USA: Abuses at Bagram must be part of wider inquiry
25 June 2009, 12:38PM
Interviews with former Bagram detainees by the BBC are a timely reminder of the continuing need for accountability, transparency and for the human rights of those held by the USA in Afghanistan to be fully protected said Amnesty International today. The organisation reiterated its call on the US authorities to establish a full independent commission of inquiry into all aspects of the USA’s detention and interrogation regime in what the Bush administration dubbed the “war on terror”
The former detainees, held in Bagram at various times between 2002 and 2008, told the BBC they had been subjected to abuse in US custody, including beatings, stress positions, extremes of temperature, stripping, sleep deprivation, and death threats.
Findings by the BBC are consistent with Amnesty International’s own research, including interviews with former Bagram detainees.
“The allegations are familiar. So, too, is the absence of accountability and remedy for such abuses”, said Rob Freer, US Researcher at Amnesty International. “The USA continues to fail to meet its international obligation to fully investigate all such allegations and bring to account all those responsible for authorising and carrying out human rights violations.”
Amnesty International regrets that the new government has so far adopted wholesale the approach of its predecessor on the legal rights of the Bagram detainees. The organisation has been calling on President Obama and his government to recognize the right of the detainees to challenge the lawfulness of their detention in an independent and impartial court.
In a letter last month, the Pentagon told Amnesty International that there were “approximately 565” detainees held in Bagram.
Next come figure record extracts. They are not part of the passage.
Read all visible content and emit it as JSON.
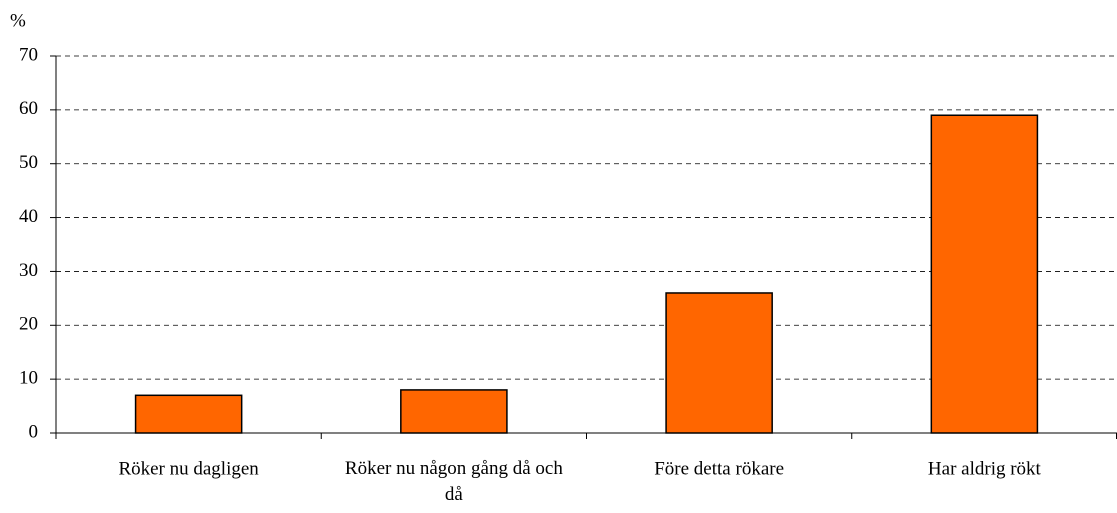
{
  "chart_data": {
    "type": "bar",
    "y_axis_label": "%",
    "categories": [
      "Röker nu dagligen",
      "Röker nu någon gång då och då",
      "Före detta rökare",
      "Har aldrig rökt"
    ],
    "values": [
      7,
      8,
      26,
      59
    ],
    "color": "#ff6600",
    "ylim": [
      0,
      70
    ],
    "yticks": [
      0,
      10,
      20,
      30,
      40,
      50,
      60,
      70
    ],
    "grid": true
  }
}
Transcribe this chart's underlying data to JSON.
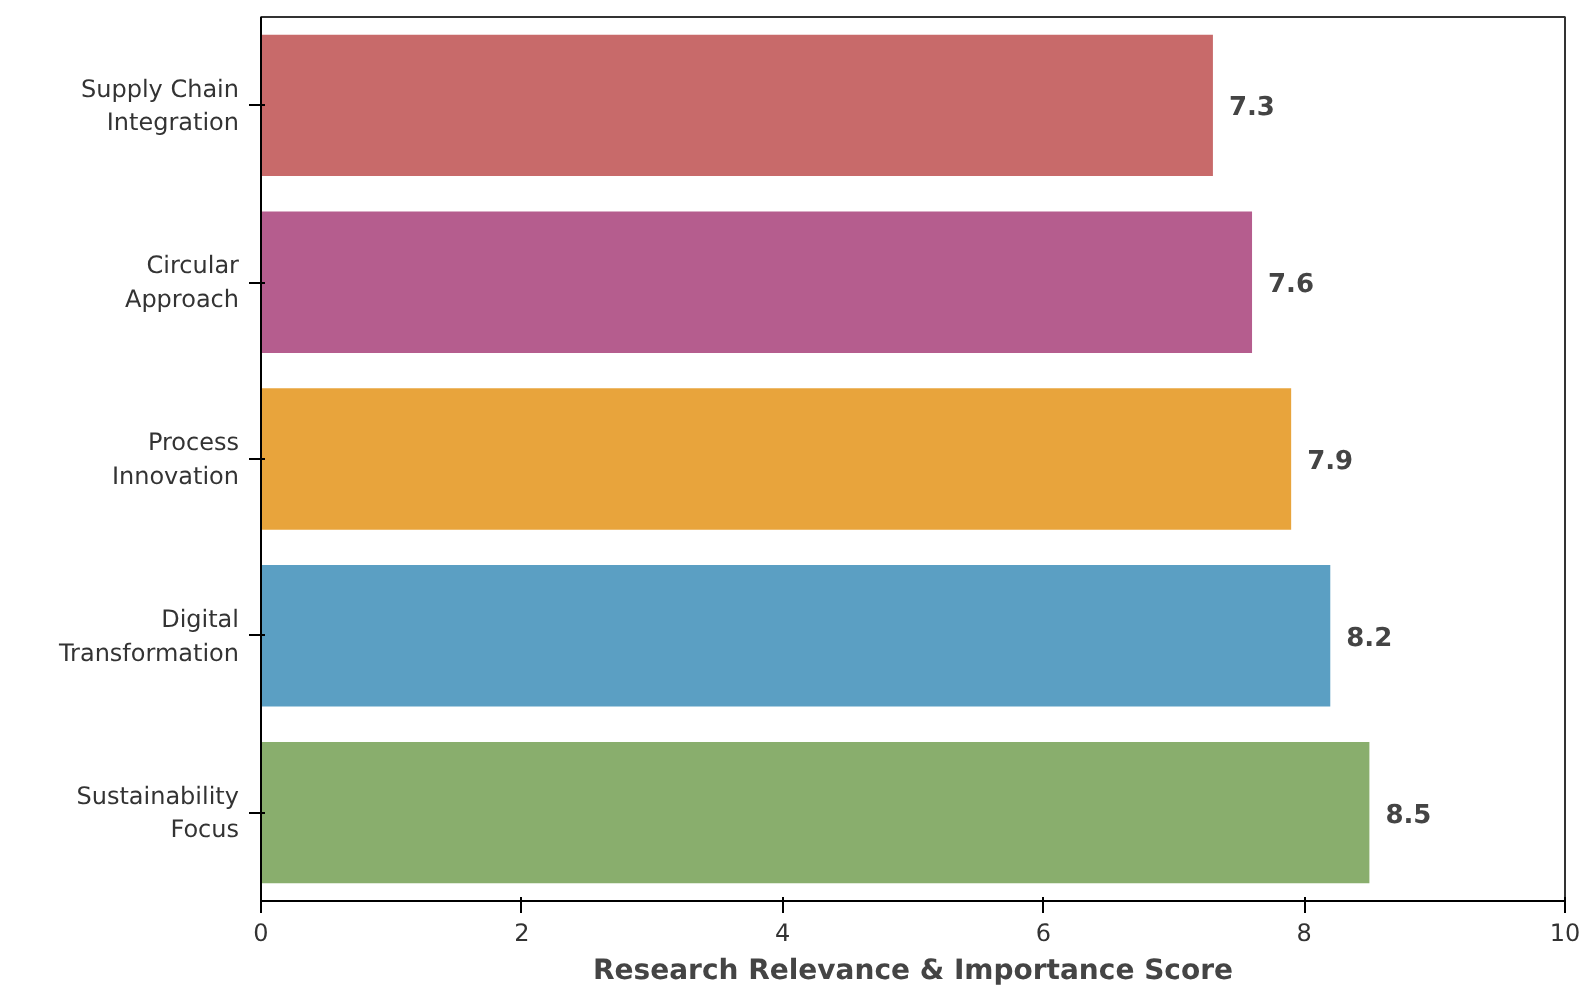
{
  "chart_data": {
    "type": "bar",
    "orientation": "horizontal",
    "xlabel": "Research Relevance & Importance Score",
    "categories": [
      "Supply Chain\nIntegration",
      "Circular\nApproach",
      "Process\nInnovation",
      "Digital\nTransformation",
      "Sustainability\nFocus"
    ],
    "values": [
      7.3,
      7.6,
      7.9,
      8.2,
      8.5
    ],
    "colors": [
      "#c86a6a",
      "#b55d8e",
      "#e8a43c",
      "#5b9fc3",
      "#89ae6d"
    ],
    "xlim": [
      0,
      10
    ],
    "xticks": [
      0,
      2,
      4,
      6,
      8,
      10
    ],
    "data_labels": true,
    "grid": false
  }
}
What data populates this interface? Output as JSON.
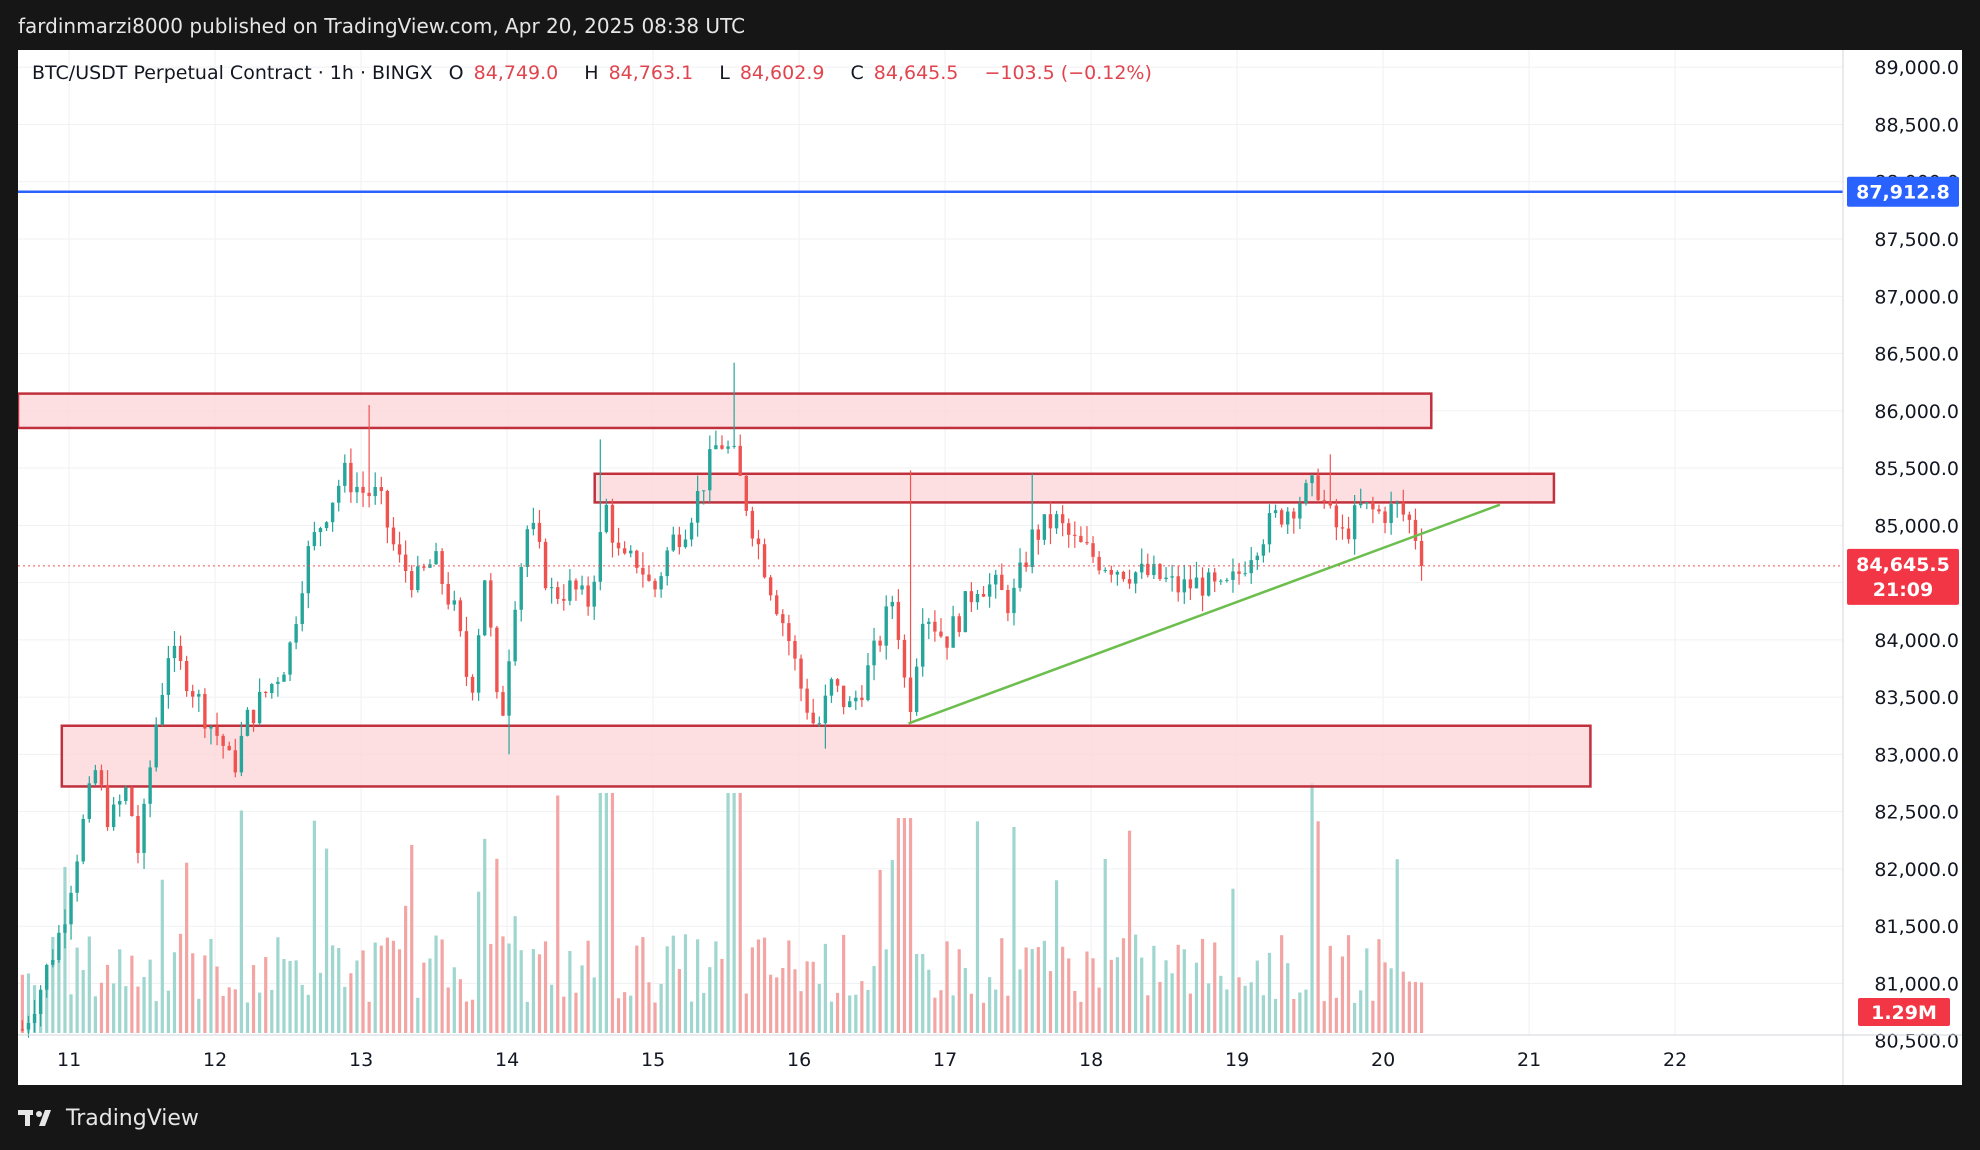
{
  "header": {
    "published_text": "fardinmarzi8000 published on TradingView.com, Apr 20, 2025 08:38 UTC"
  },
  "footer": {
    "brand": "TradingView"
  },
  "legend": {
    "symbol": "BTC/USDT Perpetual Contract · 1h · BINGX",
    "open_label": "O",
    "open": "84,749.0",
    "high_label": "H",
    "high": "84,763.1",
    "low_label": "L",
    "low": "84,602.9",
    "close_label": "C",
    "close": "84,645.5",
    "change": "−103.5 (−0.12%)"
  },
  "colors": {
    "up": "#26a69a",
    "down": "#ef5350",
    "vol_up": "#9fd6cf",
    "vol_down": "#f3a5a4",
    "zone_fill": "#fdd7da",
    "zone_stroke": "#c0313d",
    "h_line": "#2962ff",
    "trend_line": "#6cbf4e",
    "price_label_bg": "#f23645"
  },
  "chart_data": {
    "type": "candlestick",
    "y_axis": {
      "range": [
        80550,
        89150
      ],
      "tick_labels": [
        "89,000.0",
        "88,500.0",
        "88,000.0",
        "87,500.0",
        "87,000.0",
        "86,500.0",
        "86,000.0",
        "85,500.0",
        "85,000.0",
        "84,500.0",
        "84,000.0",
        "83,500.0",
        "83,000.0",
        "82,500.0",
        "82,000.0",
        "81,500.0",
        "81,000.0",
        "80,500.0"
      ],
      "tick_values": [
        89000,
        88500,
        88000,
        87500,
        87000,
        86500,
        86000,
        85500,
        85000,
        84500,
        84000,
        83500,
        83000,
        82500,
        82000,
        81500,
        81000,
        80500
      ]
    },
    "x_axis": {
      "tick_labels": [
        "11",
        "12",
        "13",
        "14",
        "15",
        "16",
        "17",
        "18",
        "19",
        "20",
        "21",
        "22"
      ],
      "tick_days": [
        11,
        12,
        13,
        14,
        15,
        16,
        17,
        18,
        19,
        20,
        21,
        22
      ],
      "range_days": [
        10.65,
        23.15
      ]
    },
    "horizontal_line": {
      "price": 87912.8,
      "label": "87,912.8"
    },
    "last_price": {
      "price": 84645.5,
      "label": "84,645.5",
      "countdown": "21:09"
    },
    "volume_label": "1.29M",
    "zones": [
      {
        "from_day": 10.65,
        "to_day": 20.33,
        "top": 86150,
        "bottom": 85850
      },
      {
        "from_day": 14.6,
        "to_day": 21.17,
        "top": 85450,
        "bottom": 85200
      },
      {
        "from_day": 10.95,
        "to_day": 21.42,
        "top": 83250,
        "bottom": 82720
      }
    ],
    "trend_line": {
      "start": {
        "day": 16.75,
        "price": 83270
      },
      "end": {
        "day": 20.8,
        "price": 85180
      }
    },
    "ohlc_anchors": [
      [
        10.68,
        80600
      ],
      [
        10.8,
        80950
      ],
      [
        10.95,
        81500
      ],
      [
        11.08,
        82300
      ],
      [
        11.18,
        82850
      ],
      [
        11.28,
        82400
      ],
      [
        11.4,
        82700
      ],
      [
        11.48,
        82100
      ],
      [
        11.58,
        83150
      ],
      [
        11.68,
        83900
      ],
      [
        11.82,
        83650
      ],
      [
        11.95,
        83300
      ],
      [
        12.05,
        83100
      ],
      [
        12.12,
        82850
      ],
      [
        12.22,
        83300
      ],
      [
        12.38,
        83600
      ],
      [
        12.5,
        83850
      ],
      [
        12.62,
        84700
      ],
      [
        12.75,
        85100
      ],
      [
        12.88,
        85450
      ],
      [
        13.0,
        85300
      ],
      [
        13.12,
        85250
      ],
      [
        13.25,
        84700
      ],
      [
        13.38,
        84500
      ],
      [
        13.5,
        84700
      ],
      [
        13.65,
        84200
      ],
      [
        13.75,
        83500
      ],
      [
        13.85,
        84600
      ],
      [
        13.95,
        83150
      ],
      [
        14.05,
        84350
      ],
      [
        14.15,
        85050
      ],
      [
        14.3,
        84400
      ],
      [
        14.45,
        84450
      ],
      [
        14.55,
        84300
      ],
      [
        14.68,
        85150
      ],
      [
        14.78,
        84650
      ],
      [
        14.9,
        84700
      ],
      [
        15.0,
        84400
      ],
      [
        15.12,
        84850
      ],
      [
        15.22,
        85000
      ],
      [
        15.32,
        85300
      ],
      [
        15.45,
        85750
      ],
      [
        15.55,
        85600
      ],
      [
        15.68,
        85000
      ],
      [
        15.8,
        84500
      ],
      [
        15.92,
        84050
      ],
      [
        16.02,
        83550
      ],
      [
        16.12,
        83200
      ],
      [
        16.22,
        83600
      ],
      [
        16.35,
        83400
      ],
      [
        16.45,
        83650
      ],
      [
        16.55,
        84000
      ],
      [
        16.65,
        84400
      ],
      [
        16.75,
        83350
      ],
      [
        16.85,
        84300
      ],
      [
        17.0,
        84000
      ],
      [
        17.1,
        84200
      ],
      [
        17.22,
        84500
      ],
      [
        17.35,
        84450
      ],
      [
        17.45,
        84300
      ],
      [
        17.6,
        84900
      ],
      [
        17.75,
        85050
      ],
      [
        17.88,
        84850
      ],
      [
        18.05,
        84700
      ],
      [
        18.25,
        84600
      ],
      [
        18.45,
        84550
      ],
      [
        18.6,
        84450
      ],
      [
        18.75,
        84500
      ],
      [
        18.9,
        84400
      ],
      [
        19.0,
        84550
      ],
      [
        19.1,
        84800
      ],
      [
        19.25,
        85050
      ],
      [
        19.4,
        85200
      ],
      [
        19.55,
        85350
      ],
      [
        19.62,
        85100
      ],
      [
        19.72,
        84900
      ],
      [
        19.85,
        85150
      ],
      [
        19.98,
        85100
      ],
      [
        20.1,
        85150
      ],
      [
        20.2,
        85000
      ],
      [
        20.3,
        84620
      ]
    ]
  }
}
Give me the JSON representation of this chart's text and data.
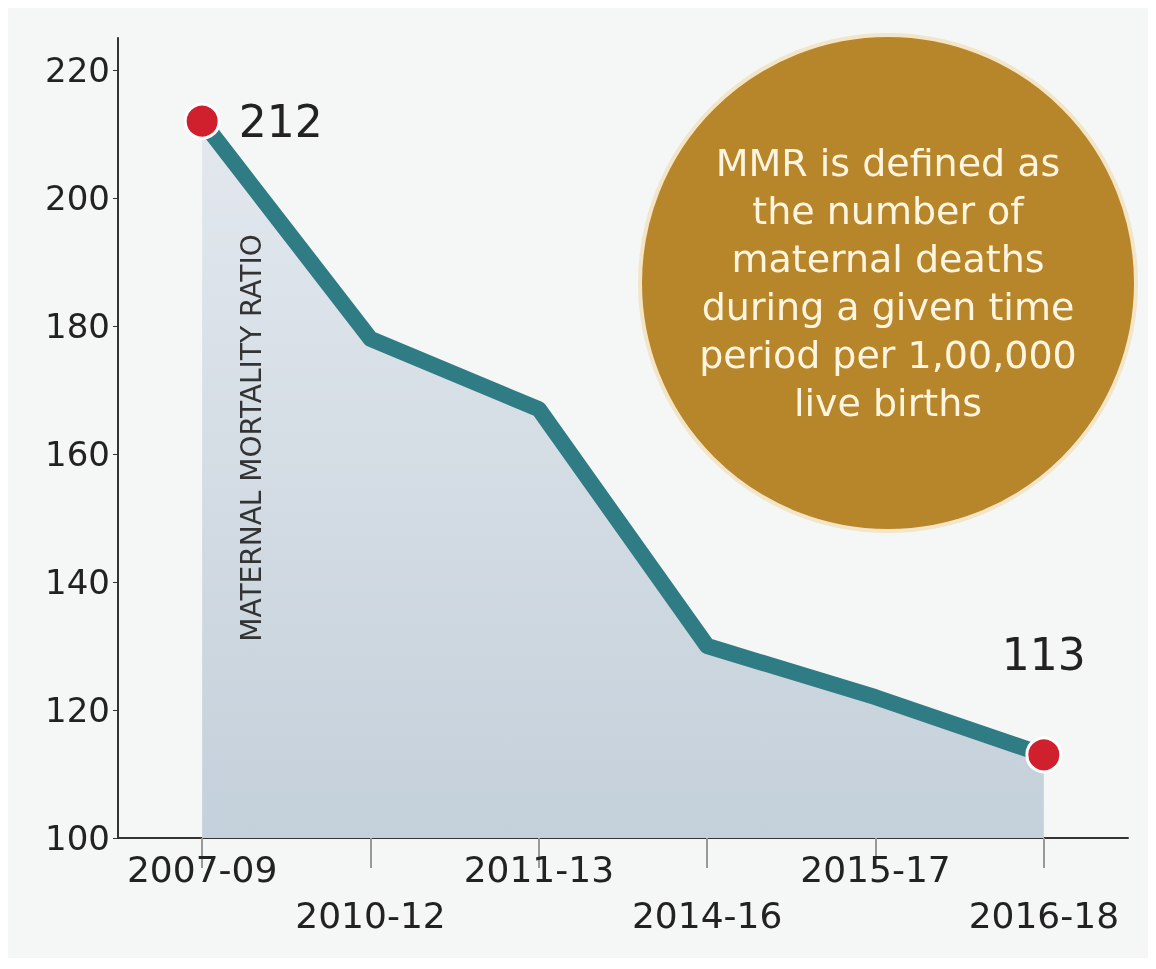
{
  "chart_data": {
    "type": "area",
    "ylabel": "MATERNAL MORTALITY RATIO",
    "categories": [
      "2007-09",
      "2010-12",
      "2011-13",
      "2014-16",
      "2015-17",
      "2016-18"
    ],
    "series": [
      {
        "color": "#2f7c84",
        "values": [
          212,
          178,
          167,
          130,
          122,
          113
        ],
        "value_labels": [
          "212",
          null,
          null,
          null,
          null,
          "113"
        ]
      }
    ],
    "ylim": [
      100,
      225
    ],
    "yticks": [
      100,
      120,
      140,
      160,
      180,
      200,
      220
    ],
    "grid": false,
    "annotations": [
      "MMR is defined as the number of maternal deaths during a given time period per 1,00,000 live births"
    ]
  }
}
Little is known about who they are, the circumstances of their arrests, or their current treatment and conditions of detention. None has access to legal counsel or the courts.
In response to the organisation’s concerns about child detainees, the Pentagon stated that since 2002 US forces had detained “approximately 100 juveniles in Afghanistan”, of whom “fewer than five” were still held. The letter gave no other details on the Bagram detentions, saying that the information Amnesty International had requested was either classified or the subject of ongoing litigation in federal court.